Who has the audacity
to take up this much space?
- Tiana Clark
So I was waiting on hold with the depression phoneline this month - the one with the pre-recorded greeting from New Zealand rugby icon John Kirwan with his ‘relatable masc’ affectations and adverbs (“you are real important to us, sorry we’re taking a while but things are real busy right now, but we’ll be with you real soon”) - when I realised that the waiting can be as good as the talking. Waiting meaning slowing down to the rhythm of the voice interspersed with three or four rotating musical tracks. This one - Tangaroa Whakamautai by Maisey Rika - is on just about every contact centre playlist in Aotearoa. (I saw someone joke recently that backed-up national phonelines could be a good music-sourcing alternative to Spotify). But when a lovely volunteer activated the line it was at least equally as good as the good wait.
-So what’s happening today for you?
-Well I’ve got such low energy reserves, and so much to do and so much to catch up on, and the gulf between these things gets bigger all the time and so far today I’ve only done two tiny things.
-Two things! You’ve done two things!
-Hmm.
-Two things? When you’re so low? In this world? That’s great.
-Hmm. Yeah, okay.
-Sometimes all you might wanna do is go outside and throw a rock at another rock. Or sit between two trees. Let your mind wander. That’s allowed, you know. Just be.
And then I felt better. I remembered back to last March (“it took so much to shut everything down. It can’t all just be switched back on in an instant”) and to the March before last (“some people in isolation are coping by making and some people are coping by being … I’m lodged in the being phase”). In the two years I spent in the UK I had to work (from home), but I did it in my own idiosyncratic way - in bursts and sprints, never missing a deadline or ignoring feedback, but never jamming things into a stepwise process. In essence, in the seeming wasteland of my transplanted and isolated life, I had the time to spend throwing rocks at other rocks, and I let myself do so. For me it wasn’t literal rocks but it looked like the photo up the top, on the pontoon at the local canal, bobbing on a narrow passage of water.

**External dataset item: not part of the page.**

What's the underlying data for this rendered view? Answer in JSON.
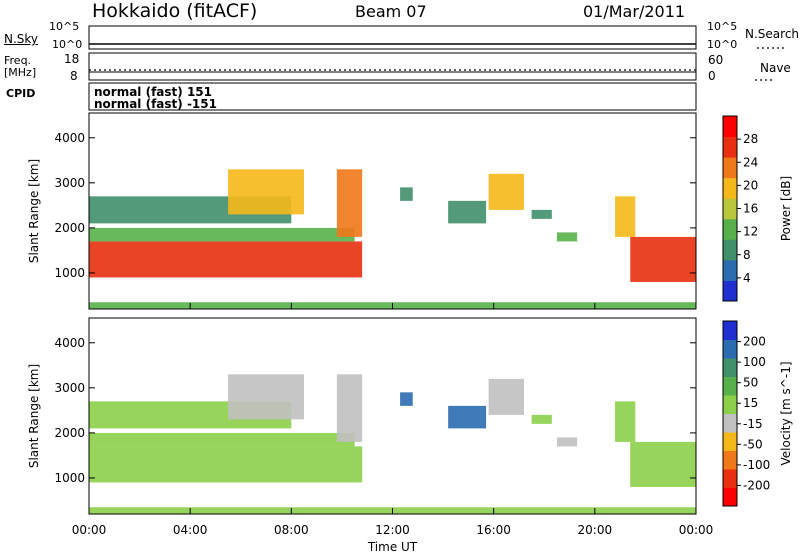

I let myself stay ‘lodged in the being phase’ as much as possible. In retrospect I see that it wasn’t only an I’m-unsafe-please-let-me-dissociate kind of non-activity, but an active state of just-being. “Throwing rocks at other rocks” is a legitimate space for creative thinking, for designing mental simulations, for strategising, and for incubating big and little ideas without even realising. I remember spontaneous flashes of things worthy of a scurry back home to the computer, or of things never written down but emerging in some surprising place many moons later. Let the unconscious mind turn a problem over and over and, as if by magic, an idea or path will materialise.
The time with the depression phoneline let me realise that what I am missing right now is unstructured, unscheduled time. The waiting was great because I was sitting there doing nothing, with just enough stimulation from the music and the amusing masc voice to set me off on some divergent runs. The talking was great because it reinforced the necessity of doing nothing in order to welcome thinking and feeling and free-wheeling theorising. Right now when people ask how are you I have no idea. I am an avatar. There are so many immediate stressors that there is no time to let the unconscious do the work of coming up with the creative ideas to meet the said stressors. A busy mind could be the sloppiest thing I have ever come across and I am shocked each day by the deoxygenated torpor that comes over even the most enjoyable things, like staying in touch (though I guess it is hard to keep in touch externally when one loses touch internally).
My working process is deoxygenated, too. I usually greet a blank page with absolute faith that some kind of web of words will emerge. I never worry, except, I realise, during these times that I have been too hyper-scheduled for there to be any stuff there to draw from in the rock-throwing manifold or the mind-wandering laboratory. What’s happening for me at the moment is not a depression of faulty looping ruminations, but the noise and panic of distance from myself. There was a big storm earlier this month, and it felt good to be closed in and focused on the sound of the urgent fat drops on the corrugated roof. Big tears, almost as big and bouncing as the raindrops, came down my cheeks in an astonishment of memory and joy. I am daring myself to have the audacity to take up space in my own life. Throw rocks at other rocks. Let the mind wander. I want that for you, too.